Robert Siodmak’s film takes Ernest Hemingway’s short story (and it’s a very short story) and uses it merely as the jumping off point. The rest of the movie follows insurance investigator Reardon (Edmond O’Brien) as he tries to find out why the Swede ended up in a small New Jersey town waiting passively to greet a hail of bullets. The story is revealed by a succession of characters who had known the Swede, and a number of flashbacks gradually piece together all the events that brought about his demise. The Swede starts off as a medium grade fighter who, after breaking his hand and ending his career, begins the slow descent into the criminal underworld. This culminates in a payroll heist, the aftermath of which leads to the eventual downfall of just about everybody involved. The character of the Swede is basically a good-natured oaf whose desire for easy money allows him to be dazzled and duped by the grasping and predatory Kitty Collins (Ava Gardner). In a sense the whole film is as much about Kitty as anyone else; as we see her manipulations provide the catalyst for the betrayals that litter the story.

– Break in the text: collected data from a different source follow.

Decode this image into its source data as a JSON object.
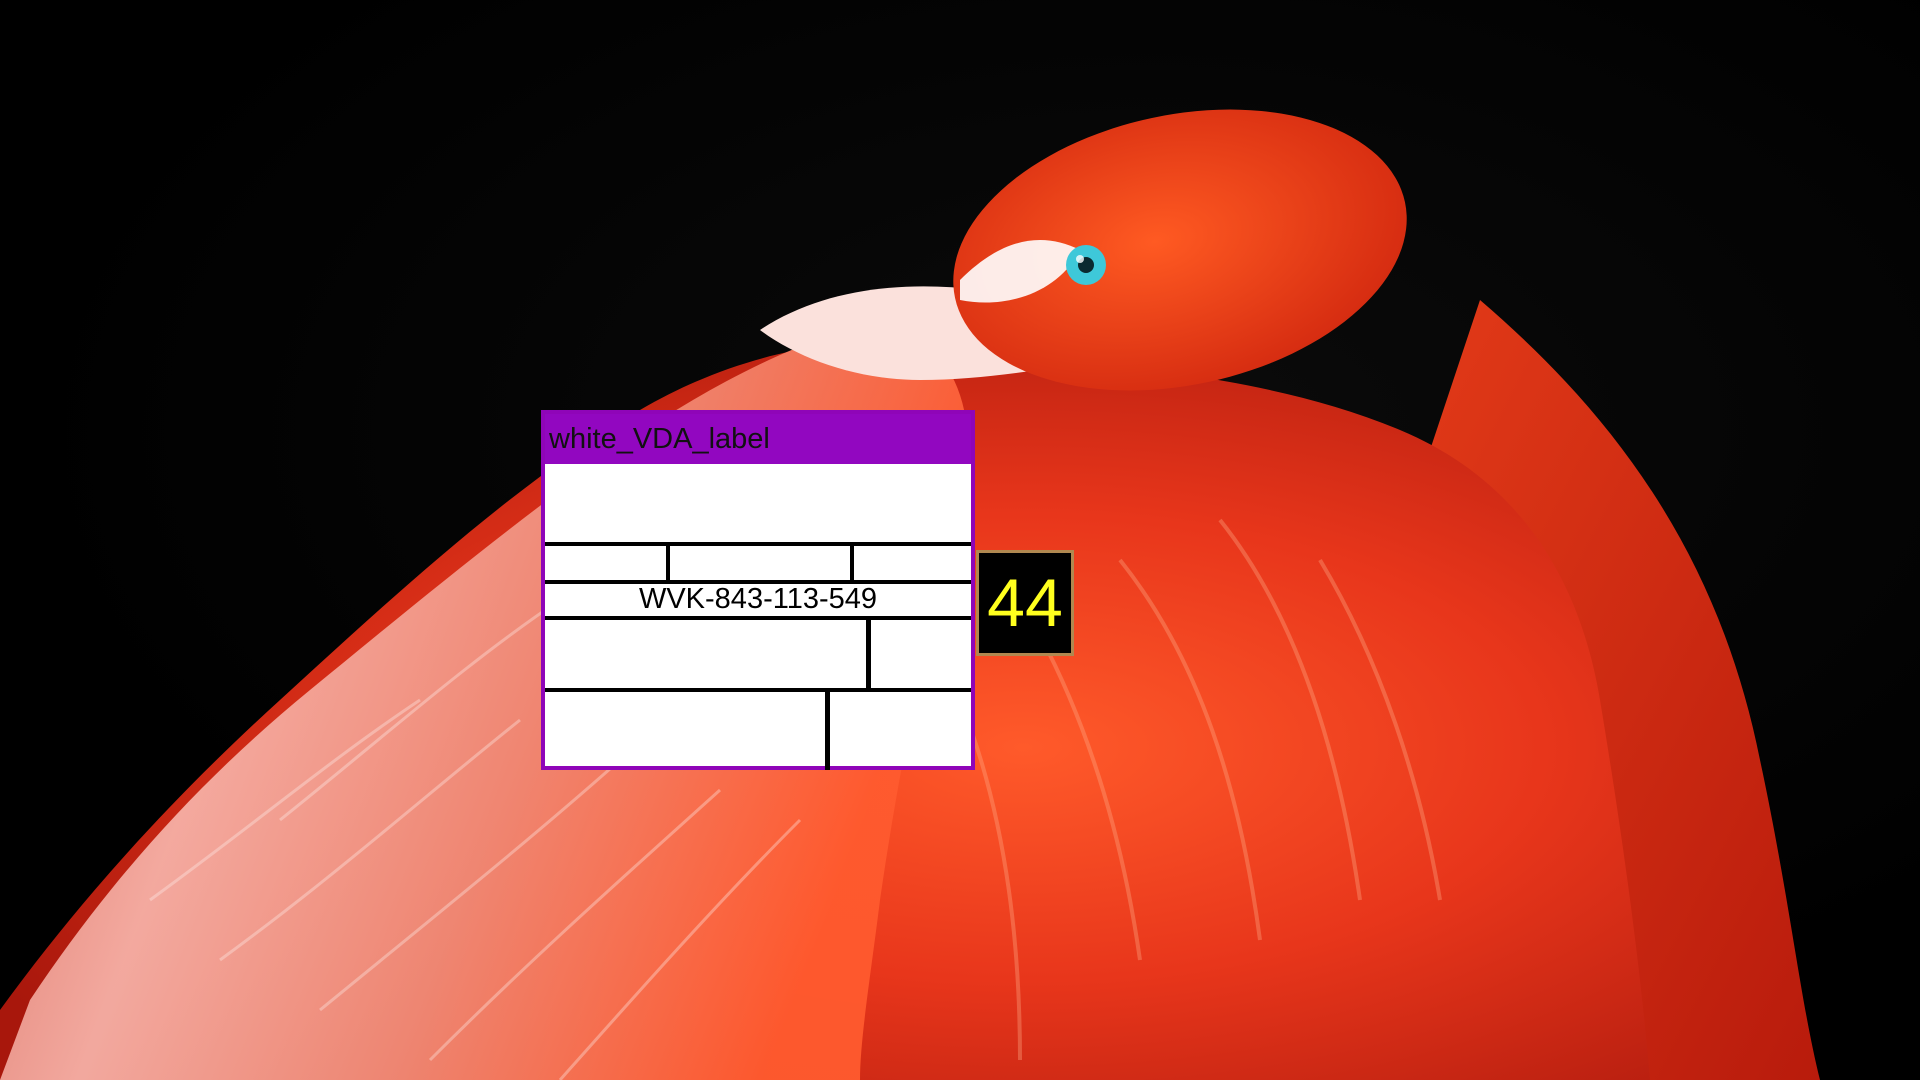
{
  "overlay": {
    "label_title": "white_VDA_label",
    "label_code": "WVK-843-113-549",
    "badge_number": "44"
  },
  "colors": {
    "background": "#000000",
    "label_header": "#9207c0",
    "label_border": "#8f05b8",
    "label_body": "#ffffff",
    "badge_text": "#ffff1e",
    "badge_border": "#b08850",
    "flamingo_red": "#e8361b",
    "flamingo_pink": "#f7b8ae",
    "eye": "#3ec8d9"
  }
}
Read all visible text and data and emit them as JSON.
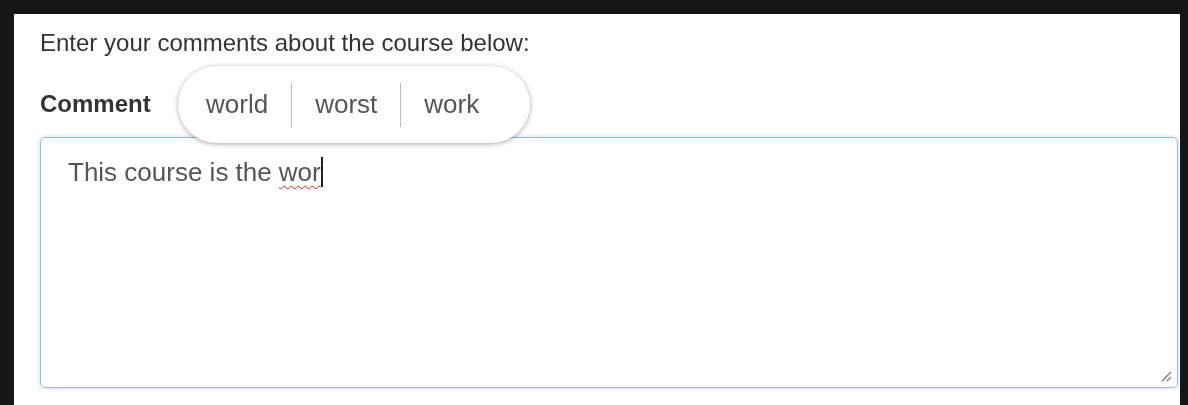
{
  "instruction": "Enter your comments about the course below:",
  "label": "Comment",
  "field": {
    "value": "This course is the",
    "misspelled": "wor"
  },
  "suggestions": [
    {
      "label": "world"
    },
    {
      "label": "worst"
    },
    {
      "label": "work"
    }
  ]
}
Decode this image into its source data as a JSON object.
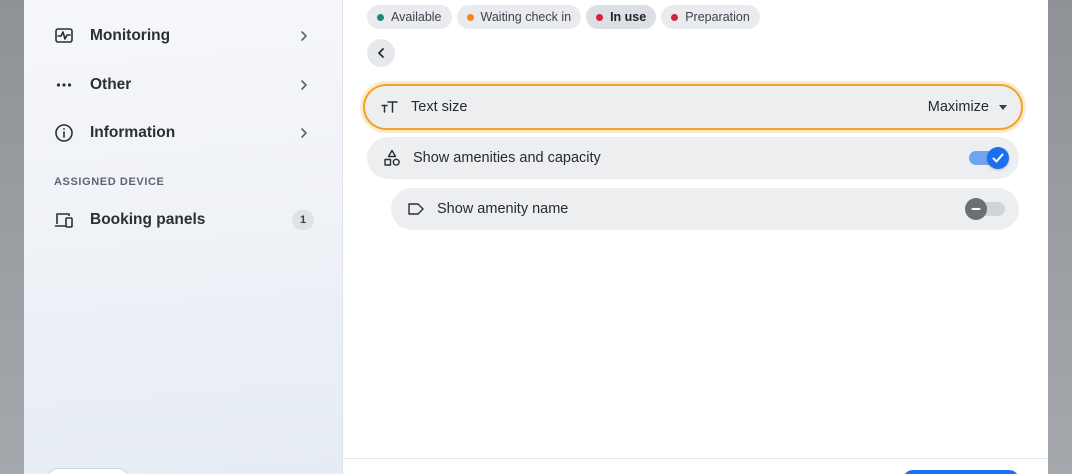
{
  "sidebar": {
    "items": [
      {
        "label": "Monitoring",
        "icon": "monitoring-icon"
      },
      {
        "label": "Other",
        "icon": "more-horizontal-icon"
      },
      {
        "label": "Information",
        "icon": "info-icon"
      }
    ],
    "section_title": "ASSIGNED DEVICE",
    "device_item": {
      "label": "Booking panels",
      "count": "1",
      "icon": "devices-icon"
    }
  },
  "status_chips": [
    {
      "label": "Available",
      "color": "#1a8a7a",
      "active": false
    },
    {
      "label": "Waiting check in",
      "color": "#f08a12",
      "active": false
    },
    {
      "label": "In use",
      "color": "#d81f3c",
      "active": true
    },
    {
      "label": "Preparation",
      "color": "#d81f3c",
      "active": false
    }
  ],
  "settings": {
    "text_size": {
      "label": "Text size",
      "value": "Maximize",
      "icon": "text-size-icon"
    },
    "show_amenities": {
      "label": "Show amenities and capacity",
      "checked": true,
      "icon": "shapes-icon"
    },
    "show_amenity_name": {
      "label": "Show amenity name",
      "checked": false,
      "icon": "label-icon"
    }
  },
  "colors": {
    "accent": "#1a6ff0",
    "focus_ring": "#f0a420"
  }
}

The Killers marked the screen debut of Burt Lancaster and his tough vulnerability is shown to good effect in the movie. There’s enough innocence in the Swede for you to genuinely sympathise with him and despair at the big lug’s stupidity as Kitty plays him for the ultimate sucker. Ava Gardner’s Kitty gets the classic femme fatale intro; we first see her as the Swede does – seductively clad in black satin and vamping for all she’s worth in a night club. Her character is rotten all the way through – effortlessly hooking the smitten Swede, playing the gang off against each other, and finally, tearfully begging a dying man to save her neck by damning himself. The role of Edmond O’Brien is to offer perspective and lead the viewer through the labyrinth of deceit; he’s really the linking device between all the small episodes that make up the whole. O’Brien’s own guide along the way is police lieutenant Lubinsky (Sam Levene from the Thin Man movies) and there is good support from gang members Albert Dekker, Jack Lambert and Jeff Corey. However, two of the most memorable turns come from William Conrad and Charles McGraw as Max and Al, the killers of the title. Their roles don’t extend much beyond the first ten minutes of the film, but those are ten truly magical minutes. They get some of the choicest dialogue (and deliver it perfectly) as they simultaneously mock and menace the occupants of the Brentwood lunch counter.

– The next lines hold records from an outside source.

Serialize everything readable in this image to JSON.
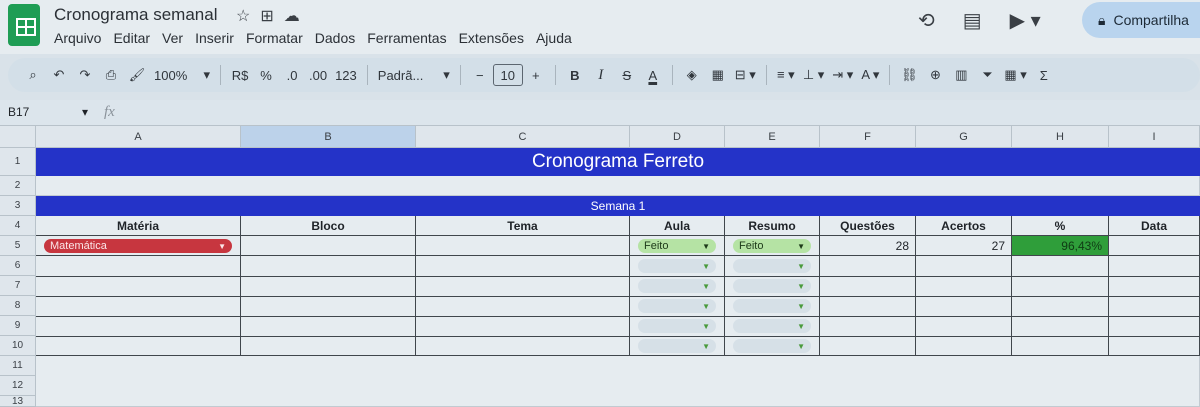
{
  "app": {
    "doc_title": "Cronograma semanal",
    "menu": [
      "Arquivo",
      "Editar",
      "Ver",
      "Inserir",
      "Formatar",
      "Dados",
      "Ferramentas",
      "Extensões",
      "Ajuda"
    ],
    "share_label": "Compartilha"
  },
  "toolbar": {
    "zoom": "100%",
    "currency": "R$",
    "percent": "%",
    "dec_less": ".0",
    "dec_more": ".00",
    "number_format": "123",
    "font": "Padrã...",
    "font_size": "10",
    "minus": "−",
    "plus": "+",
    "bold": "B",
    "italic": "I",
    "strike": "S",
    "text_color": "A",
    "sigma": "Σ"
  },
  "formula_bar": {
    "name_box": "B17",
    "fx": "fx"
  },
  "sheet": {
    "columns": [
      "A",
      "B",
      "C",
      "D",
      "E",
      "F",
      "G",
      "H",
      "I"
    ],
    "rows": [
      "1",
      "2",
      "3",
      "4",
      "5",
      "6",
      "7",
      "8",
      "9",
      "10",
      "11",
      "12",
      "13"
    ],
    "banner_title": "Cronograma Ferreto",
    "week_title": "Semana 1",
    "headers": [
      "Matéria",
      "Bloco",
      "Tema",
      "Aula",
      "Resumo",
      "Questões",
      "Acertos",
      "%",
      "Data"
    ],
    "row5": {
      "materia": "Matemática",
      "aula": "Feito",
      "resumo": "Feito",
      "questoes": "28",
      "acertos": "27",
      "percent": "96,43%"
    }
  },
  "colors": {
    "banner": "#2433c8",
    "chip_red": "#c7363f",
    "chip_green": "#b5e3a4",
    "percent_fill": "#2f9e3a",
    "selected_column": "#bcd2ea"
  }
}
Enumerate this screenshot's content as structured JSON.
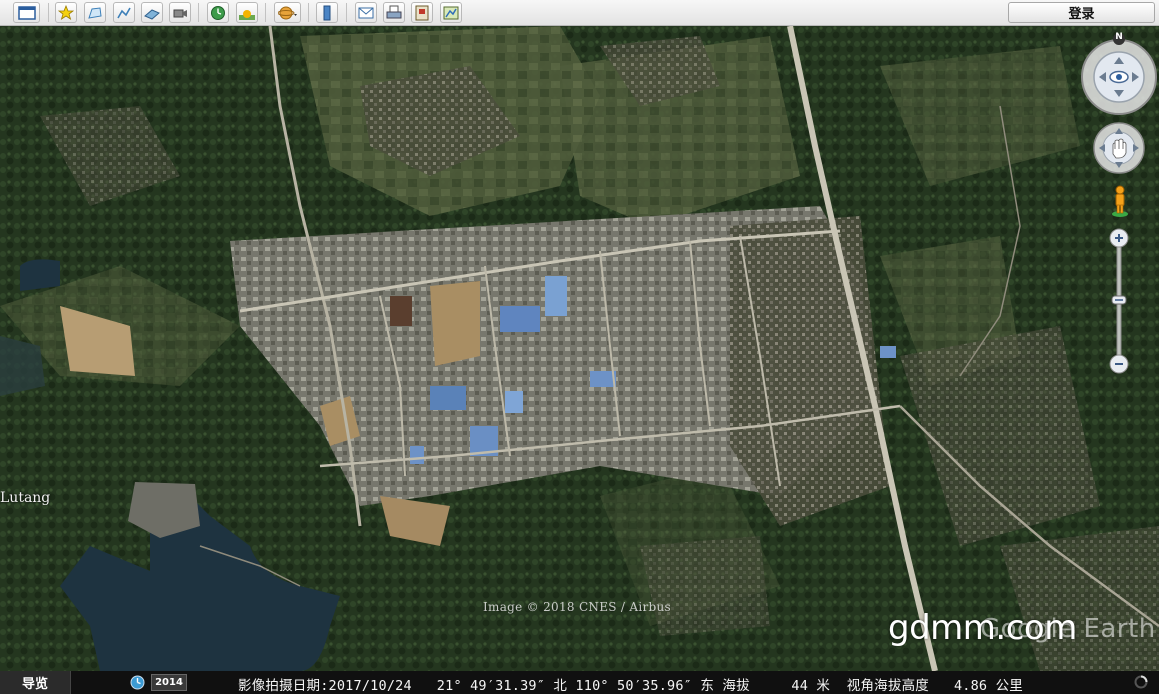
{
  "toolbar": {
    "buttons": [
      {
        "name": "sidebar-toggle-icon"
      },
      {
        "name": "add-placemark-icon"
      },
      {
        "name": "add-polygon-icon"
      },
      {
        "name": "add-path-icon"
      },
      {
        "name": "add-image-overlay-icon"
      },
      {
        "name": "record-tour-icon"
      },
      {
        "name": "historical-imagery-icon"
      },
      {
        "name": "sunlight-icon"
      },
      {
        "name": "switch-planet-icon"
      },
      {
        "name": "ruler-icon"
      },
      {
        "name": "email-icon"
      },
      {
        "name": "print-icon"
      },
      {
        "name": "save-image-icon"
      },
      {
        "name": "view-in-maps-icon"
      }
    ],
    "login_label": "登录"
  },
  "map": {
    "place_label": "Lutang",
    "imagery_credit": "Image © 2018 CNES / Airbus",
    "logo_text": "Google Earth",
    "watermark": "gdmm.com",
    "compass_north": "N"
  },
  "statusbar": {
    "nav_label": "导览",
    "year": "2014",
    "capture_date_label": "影像拍摄日期:",
    "capture_date": "2017/10/24",
    "latitude": "21° 49′31.39″ 北",
    "longitude": "110° 50′35.96″ 东",
    "elevation_label": "海拔",
    "elevation": "44 米",
    "eye_alt_label": "视角海拔高度",
    "eye_alt": "4.86 公里"
  },
  "colors": {
    "forest": "#22331f",
    "farmland": "#4f5a3a",
    "urban": "#8a8a80",
    "water": "#1e3340",
    "road": "#c9c5b5"
  }
}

Robert Siodmak made some of the best noirs of the forties and I feel The Killers is his standout work. This is one of those films where plot, direction, characterization and photography all seem to come together harmoniously. Deep, dark shadows are everywhere and only the policeman’s terrace, where the ideal wife serves lemonade on a hot day, seems to rise above the murkiness. I should also say a word about the powerful score by Miklos Rozsa which is especially effective whenever Messrs Conrad and McGraw make an appearance.

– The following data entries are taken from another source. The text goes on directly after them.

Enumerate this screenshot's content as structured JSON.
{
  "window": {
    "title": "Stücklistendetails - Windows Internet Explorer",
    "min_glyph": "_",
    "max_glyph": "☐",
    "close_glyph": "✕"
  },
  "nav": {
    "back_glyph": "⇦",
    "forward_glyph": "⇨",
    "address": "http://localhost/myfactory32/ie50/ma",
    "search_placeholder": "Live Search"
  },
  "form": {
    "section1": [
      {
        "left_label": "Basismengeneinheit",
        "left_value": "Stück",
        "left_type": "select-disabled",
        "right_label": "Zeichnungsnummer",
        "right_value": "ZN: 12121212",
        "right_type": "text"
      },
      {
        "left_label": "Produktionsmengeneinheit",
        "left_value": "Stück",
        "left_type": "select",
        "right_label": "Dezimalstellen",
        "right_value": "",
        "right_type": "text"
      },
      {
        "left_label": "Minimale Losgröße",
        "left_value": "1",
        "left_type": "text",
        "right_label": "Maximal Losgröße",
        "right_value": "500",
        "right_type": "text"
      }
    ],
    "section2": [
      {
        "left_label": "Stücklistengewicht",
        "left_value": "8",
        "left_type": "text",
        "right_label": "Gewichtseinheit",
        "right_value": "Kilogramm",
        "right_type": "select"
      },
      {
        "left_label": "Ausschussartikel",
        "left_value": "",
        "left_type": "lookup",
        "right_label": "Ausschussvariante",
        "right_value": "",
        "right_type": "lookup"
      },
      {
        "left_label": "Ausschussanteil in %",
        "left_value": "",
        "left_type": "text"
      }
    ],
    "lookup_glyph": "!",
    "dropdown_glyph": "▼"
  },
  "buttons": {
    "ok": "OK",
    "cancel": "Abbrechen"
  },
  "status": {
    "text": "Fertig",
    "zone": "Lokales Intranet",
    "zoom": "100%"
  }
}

The Killers is out on DVD from Criterion in R1 and from Universal in R2. I can’t comment on the presentation on the R2 disc as I haven’t seen it but bitter experience has taught that Universal’s UK releases are a hit and miss affair, with a high proportion of misses. The Criterion is everything you would expect from them with a beautiful, clean transfer to show off those deep, black shadows. As you would expect, the film comes packed with useful and informative extras – and, best of all, it is paired with Don Siegel’s 1964 remake (and Andrei Tarkovsky’s student film version). All in all, this represents the definitive presentation of what is probably my favorite film noir.